FOM: Circular 2-CAT foundations
Till Mossakowski
till at Informatik.Uni-Bremen.DE
Sat Feb 28 15:53:43 EST 1998
Vaughan Pratt wrote:
> As a formalism for categorical foundations sketches have the same
> weakness as Colin's axiomatization of categories: they are based
> on ordinary categories, with no 2-cells. (Again let me stress the
> importance of 2-categories, i.e. not just line segments but surface
> patches, for foundations.) On the one hand I'm sure this is not an
> intrinsic limitation of sketches, on the other I don't know what's been
> done along those lines to date. Higher-dimensional sketches are surely
> well worth pursuing.
That's true. If we take McLane's slogan "Adjoints arise everywhere"
seriously, in a categorical foundation, adjunctions should be a
primitive or easily derived notion, and this requires a 2-categorical
setting.
So a truely circular category theoretic foundation would replace
first-order logic with a sketch-like formalism, with primitive
notions like limits, colimits and adjunctions, replacing quantifiers
and connectives. This formalism would be interpreted in naive 2-category
theory,
comparable to first-order logic being interpreted in naive set theory.

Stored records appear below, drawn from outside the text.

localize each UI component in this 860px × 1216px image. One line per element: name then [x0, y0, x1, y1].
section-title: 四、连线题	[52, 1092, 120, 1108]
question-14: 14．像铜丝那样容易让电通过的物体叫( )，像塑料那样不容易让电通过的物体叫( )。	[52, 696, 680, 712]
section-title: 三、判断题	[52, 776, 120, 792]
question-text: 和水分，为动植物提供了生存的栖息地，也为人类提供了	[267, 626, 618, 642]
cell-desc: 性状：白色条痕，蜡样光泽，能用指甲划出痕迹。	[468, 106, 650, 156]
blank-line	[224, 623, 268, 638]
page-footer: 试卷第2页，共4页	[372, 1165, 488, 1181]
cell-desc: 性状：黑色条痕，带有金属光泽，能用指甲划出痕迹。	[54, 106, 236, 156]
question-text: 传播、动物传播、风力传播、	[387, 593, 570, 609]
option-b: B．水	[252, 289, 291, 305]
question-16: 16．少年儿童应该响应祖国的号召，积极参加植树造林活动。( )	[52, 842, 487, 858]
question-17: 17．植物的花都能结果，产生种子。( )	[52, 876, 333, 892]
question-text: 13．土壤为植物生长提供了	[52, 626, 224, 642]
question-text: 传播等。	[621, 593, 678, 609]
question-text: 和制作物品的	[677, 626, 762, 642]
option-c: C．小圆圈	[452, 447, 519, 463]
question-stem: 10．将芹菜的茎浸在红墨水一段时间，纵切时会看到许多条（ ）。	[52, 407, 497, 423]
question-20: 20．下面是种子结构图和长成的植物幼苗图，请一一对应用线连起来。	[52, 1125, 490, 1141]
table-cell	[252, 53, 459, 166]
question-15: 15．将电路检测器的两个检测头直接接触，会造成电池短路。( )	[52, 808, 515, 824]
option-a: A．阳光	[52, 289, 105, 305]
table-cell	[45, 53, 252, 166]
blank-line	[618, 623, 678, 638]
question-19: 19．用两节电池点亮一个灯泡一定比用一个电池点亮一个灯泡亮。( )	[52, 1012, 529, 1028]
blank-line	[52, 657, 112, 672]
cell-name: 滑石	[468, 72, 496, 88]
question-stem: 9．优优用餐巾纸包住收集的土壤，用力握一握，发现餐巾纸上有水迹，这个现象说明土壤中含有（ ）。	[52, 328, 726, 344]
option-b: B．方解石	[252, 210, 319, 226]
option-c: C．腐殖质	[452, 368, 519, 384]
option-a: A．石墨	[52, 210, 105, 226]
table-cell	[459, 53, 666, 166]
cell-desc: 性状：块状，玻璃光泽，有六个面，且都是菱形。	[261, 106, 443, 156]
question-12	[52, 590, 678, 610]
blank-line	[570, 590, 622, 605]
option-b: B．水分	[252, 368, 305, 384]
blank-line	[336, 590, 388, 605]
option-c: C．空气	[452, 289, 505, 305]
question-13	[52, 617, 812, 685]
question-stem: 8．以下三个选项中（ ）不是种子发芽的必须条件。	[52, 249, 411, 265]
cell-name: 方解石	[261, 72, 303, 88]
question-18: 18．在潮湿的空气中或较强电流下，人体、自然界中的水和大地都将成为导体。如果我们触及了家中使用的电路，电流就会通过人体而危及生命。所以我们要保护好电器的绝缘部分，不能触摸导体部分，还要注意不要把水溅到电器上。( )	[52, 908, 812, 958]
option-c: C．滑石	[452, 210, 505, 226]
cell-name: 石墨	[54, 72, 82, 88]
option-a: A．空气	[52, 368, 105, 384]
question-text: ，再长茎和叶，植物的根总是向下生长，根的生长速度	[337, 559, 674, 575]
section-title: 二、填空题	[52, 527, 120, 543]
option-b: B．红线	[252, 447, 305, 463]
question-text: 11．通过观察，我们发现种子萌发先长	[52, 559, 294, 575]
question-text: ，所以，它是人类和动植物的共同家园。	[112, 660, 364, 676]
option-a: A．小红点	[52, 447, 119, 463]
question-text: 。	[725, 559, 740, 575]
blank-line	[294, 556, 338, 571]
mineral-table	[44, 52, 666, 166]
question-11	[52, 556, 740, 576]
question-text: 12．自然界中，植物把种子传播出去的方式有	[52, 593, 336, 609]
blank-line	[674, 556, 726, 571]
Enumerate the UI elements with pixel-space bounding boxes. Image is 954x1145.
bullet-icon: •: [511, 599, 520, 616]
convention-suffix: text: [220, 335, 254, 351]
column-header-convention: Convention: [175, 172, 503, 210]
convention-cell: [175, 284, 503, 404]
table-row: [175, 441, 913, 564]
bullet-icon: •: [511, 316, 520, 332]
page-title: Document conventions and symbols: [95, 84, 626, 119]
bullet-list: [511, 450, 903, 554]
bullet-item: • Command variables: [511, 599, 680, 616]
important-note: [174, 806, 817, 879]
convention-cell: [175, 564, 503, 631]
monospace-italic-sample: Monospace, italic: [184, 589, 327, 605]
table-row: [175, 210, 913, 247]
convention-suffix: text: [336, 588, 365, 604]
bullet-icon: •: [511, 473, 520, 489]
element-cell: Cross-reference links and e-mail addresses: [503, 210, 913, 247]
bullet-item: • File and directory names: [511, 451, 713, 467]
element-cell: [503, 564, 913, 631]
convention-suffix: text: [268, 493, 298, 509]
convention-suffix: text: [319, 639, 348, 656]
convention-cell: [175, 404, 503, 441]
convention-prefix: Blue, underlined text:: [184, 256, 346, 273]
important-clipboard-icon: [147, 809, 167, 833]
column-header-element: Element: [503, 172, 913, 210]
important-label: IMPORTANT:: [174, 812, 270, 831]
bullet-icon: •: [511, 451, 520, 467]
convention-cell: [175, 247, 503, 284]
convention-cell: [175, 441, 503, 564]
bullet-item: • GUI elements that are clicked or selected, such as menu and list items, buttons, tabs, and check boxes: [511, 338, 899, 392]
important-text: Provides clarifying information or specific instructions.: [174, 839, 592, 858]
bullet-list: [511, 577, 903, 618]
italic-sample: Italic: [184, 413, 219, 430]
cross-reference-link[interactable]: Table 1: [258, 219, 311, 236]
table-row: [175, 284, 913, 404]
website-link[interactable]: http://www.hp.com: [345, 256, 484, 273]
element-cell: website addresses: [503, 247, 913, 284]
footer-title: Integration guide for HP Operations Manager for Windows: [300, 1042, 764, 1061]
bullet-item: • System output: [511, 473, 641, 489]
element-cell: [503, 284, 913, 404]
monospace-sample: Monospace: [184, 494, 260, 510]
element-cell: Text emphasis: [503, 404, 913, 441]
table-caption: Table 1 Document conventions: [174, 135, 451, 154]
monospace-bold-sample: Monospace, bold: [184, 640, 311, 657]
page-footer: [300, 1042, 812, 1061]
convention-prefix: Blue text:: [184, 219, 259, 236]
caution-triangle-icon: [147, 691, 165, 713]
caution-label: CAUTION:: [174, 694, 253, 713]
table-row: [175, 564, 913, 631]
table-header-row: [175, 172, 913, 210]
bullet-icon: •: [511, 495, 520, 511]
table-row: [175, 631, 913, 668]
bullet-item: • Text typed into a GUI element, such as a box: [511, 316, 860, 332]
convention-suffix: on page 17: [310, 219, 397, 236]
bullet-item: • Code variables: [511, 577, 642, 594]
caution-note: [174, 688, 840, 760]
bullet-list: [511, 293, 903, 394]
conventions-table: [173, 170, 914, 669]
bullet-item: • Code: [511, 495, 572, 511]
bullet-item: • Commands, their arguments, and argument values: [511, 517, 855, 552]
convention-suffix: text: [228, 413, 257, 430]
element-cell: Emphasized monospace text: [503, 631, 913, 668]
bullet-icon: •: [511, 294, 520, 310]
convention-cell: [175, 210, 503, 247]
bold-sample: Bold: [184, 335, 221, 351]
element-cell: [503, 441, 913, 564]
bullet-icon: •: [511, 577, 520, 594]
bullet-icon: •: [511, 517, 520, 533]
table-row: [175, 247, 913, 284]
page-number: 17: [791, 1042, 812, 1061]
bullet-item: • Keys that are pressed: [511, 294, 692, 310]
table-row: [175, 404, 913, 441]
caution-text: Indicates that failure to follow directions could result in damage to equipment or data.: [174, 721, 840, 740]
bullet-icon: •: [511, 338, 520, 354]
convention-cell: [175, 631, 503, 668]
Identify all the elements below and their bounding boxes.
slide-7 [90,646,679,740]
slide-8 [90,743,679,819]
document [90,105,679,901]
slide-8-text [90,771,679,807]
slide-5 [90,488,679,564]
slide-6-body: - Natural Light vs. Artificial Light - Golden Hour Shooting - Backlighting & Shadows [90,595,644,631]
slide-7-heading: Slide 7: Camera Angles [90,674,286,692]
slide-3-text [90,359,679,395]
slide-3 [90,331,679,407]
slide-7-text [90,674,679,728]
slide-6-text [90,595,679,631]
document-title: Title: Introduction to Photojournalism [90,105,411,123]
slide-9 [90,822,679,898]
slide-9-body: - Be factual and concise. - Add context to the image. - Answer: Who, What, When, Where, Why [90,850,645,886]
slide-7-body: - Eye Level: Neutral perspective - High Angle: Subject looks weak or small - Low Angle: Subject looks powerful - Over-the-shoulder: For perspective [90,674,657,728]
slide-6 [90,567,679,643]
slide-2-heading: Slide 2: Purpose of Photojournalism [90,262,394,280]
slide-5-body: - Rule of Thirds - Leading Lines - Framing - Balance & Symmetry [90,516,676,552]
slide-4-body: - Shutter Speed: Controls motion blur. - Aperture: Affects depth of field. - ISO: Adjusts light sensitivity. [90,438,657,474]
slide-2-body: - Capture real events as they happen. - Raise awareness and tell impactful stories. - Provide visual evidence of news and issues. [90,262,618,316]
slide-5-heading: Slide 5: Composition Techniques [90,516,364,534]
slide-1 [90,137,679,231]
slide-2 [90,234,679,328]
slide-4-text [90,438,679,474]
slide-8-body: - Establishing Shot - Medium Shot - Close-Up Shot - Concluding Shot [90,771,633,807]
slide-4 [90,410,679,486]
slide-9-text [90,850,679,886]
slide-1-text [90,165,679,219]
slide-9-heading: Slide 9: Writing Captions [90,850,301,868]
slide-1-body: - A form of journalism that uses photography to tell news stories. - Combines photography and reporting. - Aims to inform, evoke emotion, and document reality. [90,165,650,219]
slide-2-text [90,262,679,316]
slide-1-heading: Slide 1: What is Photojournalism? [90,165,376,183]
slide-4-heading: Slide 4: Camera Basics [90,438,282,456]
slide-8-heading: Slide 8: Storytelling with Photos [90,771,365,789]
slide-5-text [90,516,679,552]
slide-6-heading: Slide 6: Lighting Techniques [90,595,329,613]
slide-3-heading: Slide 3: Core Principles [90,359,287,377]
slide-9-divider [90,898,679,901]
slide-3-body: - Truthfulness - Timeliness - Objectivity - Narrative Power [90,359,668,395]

(The existence of a "naive 2-category theory" may be questioned, but
relying on naive set theory may be the cause for the "slavish
translastions".
Or with Vaughan Pratt's (Feb 25th) words: if you want to explain glue
and
use sand to build the glue, then the glue can become an important
principle of organizaiton, but the foundation is still sand.)
Then, using such a formalism, the second part of the challenge would be
to
axiomatize the 2-category of 2-categories in a way that gives a formal
analysis of not only the naive notions that have been assumed, but also
of (a considerable part of) mathematics. This would play the role of
ZFC.
While almost all fundamental notions of category theory can be
formulated
in an arbitrary 2-category, the notion of "weak" identity (understood as
"isomorphism up to (isomorphism up to (isomorphism up to ... ))")
may be an important exception. If you really needed to fully grasp this
(say, with weak n-categories or \omega-categories), then a categorical
foundation possibly would have to wait for easier formulations
of higher-dimensional category theory.